Mendoza's performance improved slightly in 2000 as he went 7–4 with a 4.25 ERA in 65 2/3 innings pitched, including his first complete game since 1998, and last of his career. Despite his improved performance, he was left off of the postseason roster. The following year, he was 8–4 with a 3.75 ERA, and returned to the postseason. In the 2001 American League Division Series, he pitched in relief during three games and allowed only two hits with no runs allowed. In the Championship Series, he appeared in relief during three games and allowed one home run, (his only earned run in that series), pitching 5 1/3 innings to a 1.69 ERA. In the 2001 World Series, he pitched 2 2/3 innings of 1-hit ball as the Yankees fell to the Diamondbacks in seven games. In 2002, Mendoza pitched in 62 games to an identical 8–4 record with a slightly better ERA of 3.44. He pitched 1 1/3 innings in the 2002 American League Division Series against the Angels, surrendering only two earned runs as the Yankees were defeated three games to one. On October 28, 2002, his contract with the Yankees expired and he became a free agent. An unnamed source from the Yankees said that they were concerned about his work habits and conditioning. He was on the disabled list each of the past three seasons.

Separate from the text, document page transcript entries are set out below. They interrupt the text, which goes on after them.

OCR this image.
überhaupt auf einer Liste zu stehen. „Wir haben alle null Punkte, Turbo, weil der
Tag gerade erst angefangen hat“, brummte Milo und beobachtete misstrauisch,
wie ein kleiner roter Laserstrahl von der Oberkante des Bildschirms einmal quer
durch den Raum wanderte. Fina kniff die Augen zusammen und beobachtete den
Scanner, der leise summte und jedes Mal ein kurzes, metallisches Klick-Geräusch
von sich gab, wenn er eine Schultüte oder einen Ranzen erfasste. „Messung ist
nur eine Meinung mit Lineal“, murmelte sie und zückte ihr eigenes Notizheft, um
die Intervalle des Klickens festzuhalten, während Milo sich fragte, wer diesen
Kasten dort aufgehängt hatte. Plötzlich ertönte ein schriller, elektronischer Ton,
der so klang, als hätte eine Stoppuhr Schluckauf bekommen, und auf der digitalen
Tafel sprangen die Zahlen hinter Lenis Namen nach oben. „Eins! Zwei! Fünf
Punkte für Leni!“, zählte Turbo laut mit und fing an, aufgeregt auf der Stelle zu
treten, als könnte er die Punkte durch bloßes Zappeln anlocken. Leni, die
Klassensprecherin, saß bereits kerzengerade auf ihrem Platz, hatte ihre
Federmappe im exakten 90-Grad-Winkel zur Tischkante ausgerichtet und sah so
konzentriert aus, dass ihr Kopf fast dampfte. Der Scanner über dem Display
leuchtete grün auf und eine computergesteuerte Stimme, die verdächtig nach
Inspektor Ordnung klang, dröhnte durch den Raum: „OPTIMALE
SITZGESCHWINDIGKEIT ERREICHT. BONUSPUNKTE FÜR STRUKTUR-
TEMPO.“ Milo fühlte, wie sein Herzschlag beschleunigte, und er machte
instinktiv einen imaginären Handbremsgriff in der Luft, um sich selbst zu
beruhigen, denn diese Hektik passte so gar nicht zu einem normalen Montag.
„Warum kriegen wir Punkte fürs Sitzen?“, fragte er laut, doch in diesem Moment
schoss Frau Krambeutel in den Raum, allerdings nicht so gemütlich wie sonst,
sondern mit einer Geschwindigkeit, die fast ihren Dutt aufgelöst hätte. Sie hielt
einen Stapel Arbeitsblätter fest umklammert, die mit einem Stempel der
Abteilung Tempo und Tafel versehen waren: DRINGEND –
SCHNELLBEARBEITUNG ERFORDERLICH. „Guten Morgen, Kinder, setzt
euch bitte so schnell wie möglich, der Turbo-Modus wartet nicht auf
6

===Boston Red Sox (2003–2004)===
On December 30, 2002, Mendoza signed a two-year contract with the Boston Red Sox. On July 24, 2004, Mendoza pitched two hitless innings to pick up the win against his former team, the Yankees. The Red Sox were trailing 10–8 at the time, before winning the game, 11–10, in the bottom of the ninth.

Mendoza won another World Series ring with the Red Sox in 2004. He was included on the Red Sox roster in the 2004 American League Championship Series and made 2 appearances, getting tagged with the loss in Game 3.

===Return to the Yankees (2005)===
After recovering from shoulder surgery during the 2005 offseason, Mendoza returned to the Yankees after September 2005 callups, becoming one of three members of the 2004 Red Sox to play for the 2005 Yankees, along with Mark Bellhorn and Alan Embree. Mendoza's stint with the 2005 Yankees was limited to one inning, in which he gave up two hits, 2 earned runs, and recorded one strikeout. After the 2005 season, Mendoza signed a minor league contract with the Yankees.

==Later career (2006–2009)==

He played for Panama in the 2006, 2009, and 2013 World Baseball Classics.

In February , he signed a minor league contract with the Milwaukee Brewers and received an invitation to spring training, but departed spring training after failing a physical.

Following his release, he subsequently retired from major league baseball. He played for a season with the Newark Bears of the independent Atlantic League in 2009.